Morgan Stanley has put up for sale a $106 million loan connected to the Ratio Innovation Campus, a research and development complex in Emeryville. The note, which is backed by the two-building property, may allow a buyer to take ownership of the site through a deed-in-lieu of foreclosure, according to reporting from the San Francisco Business Times.
Beacon Capital Partners acquired the 240,916-square-foot campus at 6401 Hollis Street and 1480 64th Street in 2021 from BentallGreenOak for $130 million. At that time, Beacon secured a floating-rate loan exceeding $106.4 million from Morgan Stanley with intentions to update the facility for life sciences tenants. The loan is scheduled to mature in March.
As part of its repositioning strategy, Beacon renamed the site from Hollis Business Center to Ratio Innovation Campus in 2022 and invested more than $39 million in building upgrades, mechanical improvements, amenities, and common areas.
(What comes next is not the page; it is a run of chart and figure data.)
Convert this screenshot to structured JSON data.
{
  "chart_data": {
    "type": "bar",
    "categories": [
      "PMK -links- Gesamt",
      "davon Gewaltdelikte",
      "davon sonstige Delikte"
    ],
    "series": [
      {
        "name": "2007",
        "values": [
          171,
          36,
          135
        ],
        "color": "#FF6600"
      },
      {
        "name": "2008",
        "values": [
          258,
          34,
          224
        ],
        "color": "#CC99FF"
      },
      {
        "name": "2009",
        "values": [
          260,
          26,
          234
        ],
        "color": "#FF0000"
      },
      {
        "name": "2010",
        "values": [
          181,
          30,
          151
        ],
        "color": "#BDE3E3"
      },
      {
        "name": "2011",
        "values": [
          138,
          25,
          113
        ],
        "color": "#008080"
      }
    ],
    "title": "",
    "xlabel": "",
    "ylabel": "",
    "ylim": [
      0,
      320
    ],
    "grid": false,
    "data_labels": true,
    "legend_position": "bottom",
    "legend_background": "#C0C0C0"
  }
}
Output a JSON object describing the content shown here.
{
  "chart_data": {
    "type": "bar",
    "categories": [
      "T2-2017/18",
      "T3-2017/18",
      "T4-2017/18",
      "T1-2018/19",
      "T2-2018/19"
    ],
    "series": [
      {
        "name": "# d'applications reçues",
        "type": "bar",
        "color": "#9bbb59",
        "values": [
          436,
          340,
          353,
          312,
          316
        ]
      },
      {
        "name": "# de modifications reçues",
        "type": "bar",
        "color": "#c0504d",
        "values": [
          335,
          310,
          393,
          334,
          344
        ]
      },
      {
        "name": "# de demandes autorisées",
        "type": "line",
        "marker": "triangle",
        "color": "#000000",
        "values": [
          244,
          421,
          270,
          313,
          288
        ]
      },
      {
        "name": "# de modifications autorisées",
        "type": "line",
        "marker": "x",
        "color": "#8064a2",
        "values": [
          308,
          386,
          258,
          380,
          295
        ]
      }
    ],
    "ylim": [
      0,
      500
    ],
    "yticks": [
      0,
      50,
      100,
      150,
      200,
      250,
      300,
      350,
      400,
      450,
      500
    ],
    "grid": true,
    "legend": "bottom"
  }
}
The market environment has shifted since Beacon’s purchase. Funding for life sciences and biotech was strong at that time. However, after President Donald Trump took office last year, federal funding for these sectors declined significantly. This reduction led to decreased demand for life sciences real estate. In the fourth quarter, CBRE data cited by the Business Times indicated that Emeryville’s R&D market had a vacancy rate of 43 percent—substantially higher than the East Bay corridor’s overall life sciences vacancy rate of 28.5 percent.
Currently, Ratio Innovation Campus is about 71 percent leased across six tenants; roughly half are life sciences firms such as Totus Medicines and Arcadia Science. Other occupants include Rocky Mountain Cancer Center medical facility, Whole Foods Market’s office operations, and LifeStance Health.
It remains uncertain if or when Ratio Innovation Campus will be offered for sale or what its potential price might be. Last month saw Blackstone list another Emeryville property—the EmeryTech campus at 1400 65th Street—for sale in a short transaction expected to close below its outstanding debt amount.
“Whether the Ratio Innovation Campus itself hits the market — and for what price — remains to be seen,” wrote Chris Malone Méndez.